I see others have had this issue, i can’t find anything that notes a resolution
i even tried a macvlan to see if that would help, nope it didn’t
(and just FYI privileged:true is a superset of CAP_ADD, no additional CAP_ADD are needed and they have been tried)
The only other case I can find where tstun.New returned EPERM was in an environment where the host did not have netns (Network Namespaces) enabled, which means containers couldn’t make their own network interfaces nor routing tables.
sudo docker run -it --rm -v /dev/net/tun:/dev/net/tun -v /var/lib:/var/lib -v /lib/modules:/lib/modules -e ROUTES=192.168.1.0/24 -e AUTHKEY=redacted --privileged=true tailscale/tailscale /bin/sh
then i ran tailscaled with no issues (in that the were no errors) but it didnt register with tailscale cloud
sudo docker run -it --rm --network host -v /dev/net/tun:/dev/net/tun -v /var/lib:/var/lib -v /lib/modules:/lib/modules -e ROUTES=192.168.1.0/24 -e AUTHKEY=redacted --privileged=true tailscale/tailscale /bin/sh
then i ran tailescaled and it errored in the same way as my stack compose did.
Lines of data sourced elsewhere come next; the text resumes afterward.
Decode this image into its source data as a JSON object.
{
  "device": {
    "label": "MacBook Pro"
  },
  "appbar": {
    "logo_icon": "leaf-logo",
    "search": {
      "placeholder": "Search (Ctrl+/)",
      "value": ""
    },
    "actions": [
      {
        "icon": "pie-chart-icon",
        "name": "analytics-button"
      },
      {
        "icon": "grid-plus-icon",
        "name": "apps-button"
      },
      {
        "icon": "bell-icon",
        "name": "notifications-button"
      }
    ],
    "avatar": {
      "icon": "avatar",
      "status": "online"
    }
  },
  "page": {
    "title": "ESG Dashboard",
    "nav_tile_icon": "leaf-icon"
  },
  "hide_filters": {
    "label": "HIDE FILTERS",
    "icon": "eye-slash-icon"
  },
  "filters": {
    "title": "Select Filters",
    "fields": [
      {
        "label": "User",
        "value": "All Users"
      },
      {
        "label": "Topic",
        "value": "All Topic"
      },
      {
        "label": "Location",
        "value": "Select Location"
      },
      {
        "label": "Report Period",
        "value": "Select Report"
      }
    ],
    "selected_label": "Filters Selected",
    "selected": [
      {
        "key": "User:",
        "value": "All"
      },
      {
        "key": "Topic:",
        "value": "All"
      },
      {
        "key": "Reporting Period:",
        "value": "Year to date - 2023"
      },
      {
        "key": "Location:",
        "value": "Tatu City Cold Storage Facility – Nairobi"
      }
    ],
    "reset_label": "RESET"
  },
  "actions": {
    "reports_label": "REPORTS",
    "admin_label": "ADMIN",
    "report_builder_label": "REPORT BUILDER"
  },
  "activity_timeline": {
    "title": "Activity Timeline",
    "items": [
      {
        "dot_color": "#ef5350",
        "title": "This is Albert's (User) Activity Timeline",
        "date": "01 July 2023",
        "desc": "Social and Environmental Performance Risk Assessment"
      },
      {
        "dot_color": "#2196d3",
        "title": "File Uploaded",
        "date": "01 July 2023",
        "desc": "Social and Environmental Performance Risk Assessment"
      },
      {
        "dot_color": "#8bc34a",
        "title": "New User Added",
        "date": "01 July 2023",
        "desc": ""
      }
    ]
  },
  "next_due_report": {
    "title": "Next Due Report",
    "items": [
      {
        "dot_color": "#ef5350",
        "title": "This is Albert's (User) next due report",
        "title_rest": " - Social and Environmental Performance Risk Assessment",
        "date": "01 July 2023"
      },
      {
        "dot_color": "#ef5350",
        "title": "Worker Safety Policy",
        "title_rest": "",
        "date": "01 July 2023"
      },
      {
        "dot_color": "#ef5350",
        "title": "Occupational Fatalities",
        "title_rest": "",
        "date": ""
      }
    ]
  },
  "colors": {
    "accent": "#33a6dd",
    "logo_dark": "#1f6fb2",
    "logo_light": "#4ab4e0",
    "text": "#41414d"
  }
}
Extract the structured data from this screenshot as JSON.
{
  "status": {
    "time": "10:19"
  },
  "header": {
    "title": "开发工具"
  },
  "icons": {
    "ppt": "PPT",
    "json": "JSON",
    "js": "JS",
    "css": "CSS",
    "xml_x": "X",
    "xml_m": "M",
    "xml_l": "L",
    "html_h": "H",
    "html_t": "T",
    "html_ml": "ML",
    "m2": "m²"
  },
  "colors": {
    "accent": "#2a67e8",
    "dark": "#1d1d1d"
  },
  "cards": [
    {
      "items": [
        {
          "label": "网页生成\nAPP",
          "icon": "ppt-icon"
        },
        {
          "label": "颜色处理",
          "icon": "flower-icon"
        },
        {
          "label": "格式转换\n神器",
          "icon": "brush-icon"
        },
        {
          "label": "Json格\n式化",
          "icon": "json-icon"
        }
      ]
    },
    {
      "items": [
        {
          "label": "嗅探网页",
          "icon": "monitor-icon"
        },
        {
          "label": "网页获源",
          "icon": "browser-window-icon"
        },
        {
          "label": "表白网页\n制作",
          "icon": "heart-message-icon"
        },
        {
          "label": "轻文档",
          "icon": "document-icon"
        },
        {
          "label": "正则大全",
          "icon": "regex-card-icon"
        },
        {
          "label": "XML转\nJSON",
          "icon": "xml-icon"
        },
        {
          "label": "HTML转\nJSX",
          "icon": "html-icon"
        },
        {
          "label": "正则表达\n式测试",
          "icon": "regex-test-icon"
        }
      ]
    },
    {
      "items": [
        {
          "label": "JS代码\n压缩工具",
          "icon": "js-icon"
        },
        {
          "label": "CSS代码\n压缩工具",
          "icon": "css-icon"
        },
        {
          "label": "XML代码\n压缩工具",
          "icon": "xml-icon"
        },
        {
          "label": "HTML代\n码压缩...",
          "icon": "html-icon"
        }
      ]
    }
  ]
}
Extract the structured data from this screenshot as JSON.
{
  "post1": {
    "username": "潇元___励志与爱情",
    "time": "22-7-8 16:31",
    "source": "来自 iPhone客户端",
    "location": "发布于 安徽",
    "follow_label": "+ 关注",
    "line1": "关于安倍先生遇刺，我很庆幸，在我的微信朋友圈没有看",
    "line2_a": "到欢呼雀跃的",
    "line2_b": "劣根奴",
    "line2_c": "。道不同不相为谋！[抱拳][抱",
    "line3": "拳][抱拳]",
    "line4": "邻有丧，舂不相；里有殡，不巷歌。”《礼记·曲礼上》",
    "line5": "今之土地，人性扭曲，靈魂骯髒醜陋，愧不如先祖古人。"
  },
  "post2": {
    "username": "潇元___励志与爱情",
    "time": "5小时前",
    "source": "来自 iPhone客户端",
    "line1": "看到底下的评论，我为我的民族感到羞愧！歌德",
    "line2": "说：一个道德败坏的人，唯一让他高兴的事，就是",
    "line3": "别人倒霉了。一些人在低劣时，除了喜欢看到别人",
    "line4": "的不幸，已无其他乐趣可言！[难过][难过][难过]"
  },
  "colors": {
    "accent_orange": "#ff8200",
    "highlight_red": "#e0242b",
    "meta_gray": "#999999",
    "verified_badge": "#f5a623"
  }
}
aka: device or resource busy
i then removed network manager on one of the swarm nodes, rebooted and repeated the second version above
i now get much further but never see the node register…
Thanks, my bad, yes realized that after I decoded the instructions.
Tl;dr I got it running in a single container by switching from network manger back to classic linux networking stack. This still wasn’t enough to get it running in a swarm. As such I plan to move to a VM because of this plus giving the container privileged rights in my swarm isn’t a security risk I am willing to take.